The history of today’s Supreme Parish and Collegiate Church and its community dates back to 1451. In that year Prince-Elector Frederick II Irontooth of Brandenburg moved with his residence from Brandenburg upon Havel to Cölln (today’s Fishers’ Island, the southern part of Museums Island) into the newly erected City Palace, which also housed a Catholic chapel. In 1454 Frederick Irontooth, after having returned – via Rome – from his pilgrimage to Jerusalem, elevated the chapel to become a parish church, richly endowing it with relics and altars.[1] Pope Nicholas V ordered Stephan Bodecker, then Prince-Bishop of Brandenburg, to consecrate the chapel to Erasmus of Formiae.[2]

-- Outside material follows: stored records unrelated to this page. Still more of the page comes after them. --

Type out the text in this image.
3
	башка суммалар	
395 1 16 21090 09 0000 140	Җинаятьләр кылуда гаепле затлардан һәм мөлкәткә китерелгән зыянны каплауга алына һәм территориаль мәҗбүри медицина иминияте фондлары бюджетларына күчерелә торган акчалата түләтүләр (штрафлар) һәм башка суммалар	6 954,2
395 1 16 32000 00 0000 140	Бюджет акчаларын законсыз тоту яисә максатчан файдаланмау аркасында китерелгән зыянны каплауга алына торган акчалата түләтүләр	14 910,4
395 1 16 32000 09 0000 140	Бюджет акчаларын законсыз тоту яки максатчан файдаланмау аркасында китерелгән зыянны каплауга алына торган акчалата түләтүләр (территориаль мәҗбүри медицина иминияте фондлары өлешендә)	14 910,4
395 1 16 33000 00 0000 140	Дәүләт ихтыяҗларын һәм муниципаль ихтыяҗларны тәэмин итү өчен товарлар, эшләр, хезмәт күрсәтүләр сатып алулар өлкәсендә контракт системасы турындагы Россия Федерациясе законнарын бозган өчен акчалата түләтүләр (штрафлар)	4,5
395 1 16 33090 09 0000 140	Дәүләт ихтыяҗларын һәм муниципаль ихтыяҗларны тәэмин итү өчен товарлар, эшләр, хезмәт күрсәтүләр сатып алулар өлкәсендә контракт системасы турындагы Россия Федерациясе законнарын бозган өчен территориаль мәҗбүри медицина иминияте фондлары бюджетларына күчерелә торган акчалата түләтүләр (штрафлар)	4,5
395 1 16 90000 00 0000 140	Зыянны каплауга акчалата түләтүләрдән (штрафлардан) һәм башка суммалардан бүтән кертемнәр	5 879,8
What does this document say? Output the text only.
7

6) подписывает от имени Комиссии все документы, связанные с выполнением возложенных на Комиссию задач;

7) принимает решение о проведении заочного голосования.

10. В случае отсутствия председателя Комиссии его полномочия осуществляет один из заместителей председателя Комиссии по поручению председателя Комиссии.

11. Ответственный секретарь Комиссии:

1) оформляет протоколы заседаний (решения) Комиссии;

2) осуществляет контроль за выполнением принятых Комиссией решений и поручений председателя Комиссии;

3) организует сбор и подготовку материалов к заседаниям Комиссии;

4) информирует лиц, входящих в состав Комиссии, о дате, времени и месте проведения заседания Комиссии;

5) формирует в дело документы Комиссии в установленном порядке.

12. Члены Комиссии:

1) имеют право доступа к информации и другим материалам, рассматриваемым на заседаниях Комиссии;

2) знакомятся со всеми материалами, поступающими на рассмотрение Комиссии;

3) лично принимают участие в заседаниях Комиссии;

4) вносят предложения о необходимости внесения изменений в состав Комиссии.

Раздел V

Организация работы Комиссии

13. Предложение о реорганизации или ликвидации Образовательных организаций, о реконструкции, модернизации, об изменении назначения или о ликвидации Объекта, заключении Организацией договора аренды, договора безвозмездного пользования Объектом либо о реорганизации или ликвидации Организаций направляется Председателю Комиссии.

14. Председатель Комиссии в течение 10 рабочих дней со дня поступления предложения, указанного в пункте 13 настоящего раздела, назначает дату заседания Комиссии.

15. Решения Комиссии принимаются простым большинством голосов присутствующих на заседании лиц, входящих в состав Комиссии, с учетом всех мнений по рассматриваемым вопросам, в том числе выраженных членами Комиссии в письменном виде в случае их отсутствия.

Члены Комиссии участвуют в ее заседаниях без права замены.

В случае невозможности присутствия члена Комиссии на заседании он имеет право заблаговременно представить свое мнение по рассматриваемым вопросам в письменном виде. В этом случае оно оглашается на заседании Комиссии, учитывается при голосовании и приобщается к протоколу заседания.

On 7 April 1465 – at Frederick Irontooth’s request – Pope Paul II attributed to St Erasmus Chapel a canon-law College named Stift zu Ehren Unserer Lieben Frauen, des heiligen Kreuzes, St. Petri und Pauli, St. Erasmi und St. Nicolai dedicated to Mary(am) of Nazareth, theHoly Cross, Simon Peter, Paul of Tarsus, Erasmus of Formiae, and Nicholas of Myra. Acollegiate church is a church endowed with revenues and earning estates, in order to provide a number of canons, called in canon law a College, with prebends.[2] In this respect a collegiate church is similar to a cathedral, which is why in colloquial German the term cathedral college(Domstift), became the synecdoche used – pars pro toto – for all canon-law colleges. So the college of St. Erasmus’ chapel, called Domstift in German, bestowed the pertaining church its colloquial naming, Domkirche (cathedral church). Frederick Irontooth provided the College with estates, sufficient to supply eight canon prebendaries.[3] On 20 January 1469 Dietrich IV, then Prince-Bishop of Brandenburg, invested eight clergymen, chosen by Frederick Irontooth, as collegiate canons with the prebends.[2]